Jace gave out a wheeze, which Khoth realized was actually a laugh, but he was so weak that it sounded more like a simple exhale of breath. Guilt assaulted him. The young man was near death. He could see the closing shadows in Jace’s gray eyes. He’d seen those same ones in Daesah’s.
I did not break the Rule of Duuskukeh to stop her suffering at the hands of the Khul! He reminded himself. I did not do it in a vain hope that somehow she could be saved. I did not do it because I couldn’t imagine a universe without her. Did I?
There had been no chance to save Daesah, regardless of what his Xi had wanted. Khul infected their prisoners the moment they were taken. Once the prisoners were on their ships, there was simply no chance for them. The only thing Khoth could have offered Daesah was to end her suffering and to stop the Khul from learning all she knew.
But there was a way to save Jace.
All he had to do was take Jace to Gehenna and not interfere. Not delay the completion of whatever this connection was. Not seek another solution that would allow him to have the best of both worlds. All he needed to do was to honor his word to Jace.
But, in doing so, he would be again violating the Rule of Duuskukeh.
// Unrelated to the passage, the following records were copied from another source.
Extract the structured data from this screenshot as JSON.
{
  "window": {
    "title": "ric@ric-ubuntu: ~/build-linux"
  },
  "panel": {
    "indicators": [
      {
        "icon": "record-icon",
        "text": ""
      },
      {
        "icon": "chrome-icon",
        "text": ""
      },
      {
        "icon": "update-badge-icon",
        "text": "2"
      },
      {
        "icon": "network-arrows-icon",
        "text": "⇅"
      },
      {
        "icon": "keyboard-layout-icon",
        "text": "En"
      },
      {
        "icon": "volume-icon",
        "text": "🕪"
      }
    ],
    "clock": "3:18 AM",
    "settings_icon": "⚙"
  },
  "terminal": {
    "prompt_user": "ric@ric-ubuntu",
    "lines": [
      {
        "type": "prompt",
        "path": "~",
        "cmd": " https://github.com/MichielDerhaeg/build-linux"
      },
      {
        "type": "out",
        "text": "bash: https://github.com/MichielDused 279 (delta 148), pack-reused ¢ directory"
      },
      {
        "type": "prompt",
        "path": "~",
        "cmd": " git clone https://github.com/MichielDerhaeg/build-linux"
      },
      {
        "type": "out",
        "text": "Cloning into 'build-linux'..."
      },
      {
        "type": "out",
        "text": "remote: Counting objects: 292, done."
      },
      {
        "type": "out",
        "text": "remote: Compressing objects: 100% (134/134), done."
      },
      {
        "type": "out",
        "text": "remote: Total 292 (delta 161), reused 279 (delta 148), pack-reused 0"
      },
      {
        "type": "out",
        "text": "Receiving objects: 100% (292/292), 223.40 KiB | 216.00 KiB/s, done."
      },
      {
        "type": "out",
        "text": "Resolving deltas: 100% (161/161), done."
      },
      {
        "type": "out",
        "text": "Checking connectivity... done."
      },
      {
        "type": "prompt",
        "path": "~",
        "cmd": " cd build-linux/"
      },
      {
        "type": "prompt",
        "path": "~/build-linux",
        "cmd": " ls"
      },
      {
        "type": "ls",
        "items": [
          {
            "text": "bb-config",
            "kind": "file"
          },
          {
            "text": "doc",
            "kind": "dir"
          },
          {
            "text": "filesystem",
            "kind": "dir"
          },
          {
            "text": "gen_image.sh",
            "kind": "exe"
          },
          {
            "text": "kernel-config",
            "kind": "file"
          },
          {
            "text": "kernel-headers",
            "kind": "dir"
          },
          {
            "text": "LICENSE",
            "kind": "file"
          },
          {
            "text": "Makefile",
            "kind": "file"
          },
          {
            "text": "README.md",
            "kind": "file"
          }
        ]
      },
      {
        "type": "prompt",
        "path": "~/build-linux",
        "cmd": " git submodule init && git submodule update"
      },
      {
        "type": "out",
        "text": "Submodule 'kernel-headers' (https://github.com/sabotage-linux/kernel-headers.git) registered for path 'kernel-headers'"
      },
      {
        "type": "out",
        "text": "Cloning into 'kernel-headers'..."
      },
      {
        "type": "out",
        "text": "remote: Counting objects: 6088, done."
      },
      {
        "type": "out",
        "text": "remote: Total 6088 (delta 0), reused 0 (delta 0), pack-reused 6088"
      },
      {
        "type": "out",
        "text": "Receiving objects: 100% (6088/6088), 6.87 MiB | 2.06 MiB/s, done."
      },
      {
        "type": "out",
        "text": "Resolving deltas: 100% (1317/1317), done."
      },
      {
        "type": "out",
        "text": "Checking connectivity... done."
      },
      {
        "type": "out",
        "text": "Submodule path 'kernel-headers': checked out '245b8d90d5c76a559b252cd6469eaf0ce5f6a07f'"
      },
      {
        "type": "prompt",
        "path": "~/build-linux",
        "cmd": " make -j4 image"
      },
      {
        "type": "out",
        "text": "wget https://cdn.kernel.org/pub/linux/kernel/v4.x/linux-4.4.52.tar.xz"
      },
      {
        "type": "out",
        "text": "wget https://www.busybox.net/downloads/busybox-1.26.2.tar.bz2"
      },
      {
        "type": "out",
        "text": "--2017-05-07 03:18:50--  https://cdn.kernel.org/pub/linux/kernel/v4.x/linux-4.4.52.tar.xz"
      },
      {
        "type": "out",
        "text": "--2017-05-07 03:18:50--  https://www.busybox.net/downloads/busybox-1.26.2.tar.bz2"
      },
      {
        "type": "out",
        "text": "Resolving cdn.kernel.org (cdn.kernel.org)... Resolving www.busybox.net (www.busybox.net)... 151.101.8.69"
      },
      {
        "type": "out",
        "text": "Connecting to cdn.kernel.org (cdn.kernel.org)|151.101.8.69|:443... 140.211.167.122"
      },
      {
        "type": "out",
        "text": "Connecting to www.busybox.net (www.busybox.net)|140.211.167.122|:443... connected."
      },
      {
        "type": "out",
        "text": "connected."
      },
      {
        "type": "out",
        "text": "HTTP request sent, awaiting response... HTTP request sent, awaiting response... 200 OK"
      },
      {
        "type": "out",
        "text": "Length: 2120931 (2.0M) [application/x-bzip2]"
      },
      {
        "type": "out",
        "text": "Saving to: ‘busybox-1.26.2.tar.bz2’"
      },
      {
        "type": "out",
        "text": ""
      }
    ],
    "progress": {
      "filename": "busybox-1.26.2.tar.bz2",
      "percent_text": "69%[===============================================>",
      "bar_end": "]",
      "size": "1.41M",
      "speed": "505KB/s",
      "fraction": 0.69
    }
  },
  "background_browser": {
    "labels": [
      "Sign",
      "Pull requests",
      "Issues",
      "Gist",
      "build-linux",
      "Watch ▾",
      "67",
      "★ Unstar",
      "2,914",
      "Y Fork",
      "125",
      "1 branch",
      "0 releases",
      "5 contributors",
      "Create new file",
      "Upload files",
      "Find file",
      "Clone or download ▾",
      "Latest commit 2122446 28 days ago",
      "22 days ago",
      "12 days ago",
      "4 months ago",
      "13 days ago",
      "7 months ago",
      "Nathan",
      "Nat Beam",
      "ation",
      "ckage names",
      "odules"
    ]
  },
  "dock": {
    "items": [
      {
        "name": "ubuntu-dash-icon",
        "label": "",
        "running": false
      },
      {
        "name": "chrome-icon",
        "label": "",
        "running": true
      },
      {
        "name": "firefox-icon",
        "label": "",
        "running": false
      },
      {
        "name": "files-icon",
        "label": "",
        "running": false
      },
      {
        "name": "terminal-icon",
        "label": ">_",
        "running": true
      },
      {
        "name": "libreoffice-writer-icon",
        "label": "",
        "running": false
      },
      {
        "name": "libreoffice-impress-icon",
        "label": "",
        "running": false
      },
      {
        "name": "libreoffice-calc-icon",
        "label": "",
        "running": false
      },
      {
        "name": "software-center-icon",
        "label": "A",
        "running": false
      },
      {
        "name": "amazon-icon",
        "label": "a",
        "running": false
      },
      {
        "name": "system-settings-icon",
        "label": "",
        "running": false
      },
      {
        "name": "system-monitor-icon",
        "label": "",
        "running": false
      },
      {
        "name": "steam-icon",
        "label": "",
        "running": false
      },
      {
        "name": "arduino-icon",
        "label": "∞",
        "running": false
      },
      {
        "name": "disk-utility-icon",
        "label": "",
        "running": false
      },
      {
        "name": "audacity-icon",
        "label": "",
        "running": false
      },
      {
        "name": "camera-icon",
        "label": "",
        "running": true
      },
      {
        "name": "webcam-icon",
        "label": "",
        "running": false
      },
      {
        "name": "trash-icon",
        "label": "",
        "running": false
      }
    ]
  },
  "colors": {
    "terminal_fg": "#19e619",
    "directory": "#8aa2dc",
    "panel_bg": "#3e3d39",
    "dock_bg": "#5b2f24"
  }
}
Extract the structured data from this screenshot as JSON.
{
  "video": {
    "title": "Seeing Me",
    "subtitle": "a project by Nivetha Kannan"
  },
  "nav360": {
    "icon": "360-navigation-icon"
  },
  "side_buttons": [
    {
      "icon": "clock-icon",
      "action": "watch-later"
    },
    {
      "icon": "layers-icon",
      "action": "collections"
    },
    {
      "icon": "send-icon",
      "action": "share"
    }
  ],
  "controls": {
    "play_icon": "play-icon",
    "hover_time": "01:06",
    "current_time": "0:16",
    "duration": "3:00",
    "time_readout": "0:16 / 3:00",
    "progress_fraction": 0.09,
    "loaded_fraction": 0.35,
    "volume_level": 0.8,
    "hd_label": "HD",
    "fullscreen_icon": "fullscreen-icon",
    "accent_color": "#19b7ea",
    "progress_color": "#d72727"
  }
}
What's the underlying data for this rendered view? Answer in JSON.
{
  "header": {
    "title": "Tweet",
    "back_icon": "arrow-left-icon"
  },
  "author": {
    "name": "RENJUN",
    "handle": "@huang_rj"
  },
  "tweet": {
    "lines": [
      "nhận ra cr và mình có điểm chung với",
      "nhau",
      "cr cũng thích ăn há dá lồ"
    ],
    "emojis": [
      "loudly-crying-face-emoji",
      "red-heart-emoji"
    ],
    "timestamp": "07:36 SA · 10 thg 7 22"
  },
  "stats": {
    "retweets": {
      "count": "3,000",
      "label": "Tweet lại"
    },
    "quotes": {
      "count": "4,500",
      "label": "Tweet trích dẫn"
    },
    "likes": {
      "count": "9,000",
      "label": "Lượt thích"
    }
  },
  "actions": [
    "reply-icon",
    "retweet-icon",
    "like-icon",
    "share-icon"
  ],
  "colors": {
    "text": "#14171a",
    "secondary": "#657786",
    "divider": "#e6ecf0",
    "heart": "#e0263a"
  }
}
He could almost hear his mother’s voice telling him that what would be best for the whole is if he used Jace to find Gehenna, but did not allow the connection to complete. His mother would remind him that Gehenna had the potential of increasing their knowledge of, not only Precursor technology, but the Precursors themselves, which was invaluable. What if Gehenna could lead them to other unknown Altaeth worlds with stockpiles of new weaponry and technology that could aid their way against the Khul? What if she could tell them the history of the war between the Altaeth and the Khul? What had started it? What could end it? What if Gehenna knew where the Altaeth were now? And how to reach them?
Allowing Jace to connect to Gehenna would mean that this information--if it existed--would be shared only with the humans. Unless, of course, Jace wished to tell others. The humans--though they seemed to understand the necessity of the fight with the Khul--might try to use access to this information to bargain their way into the Alliance.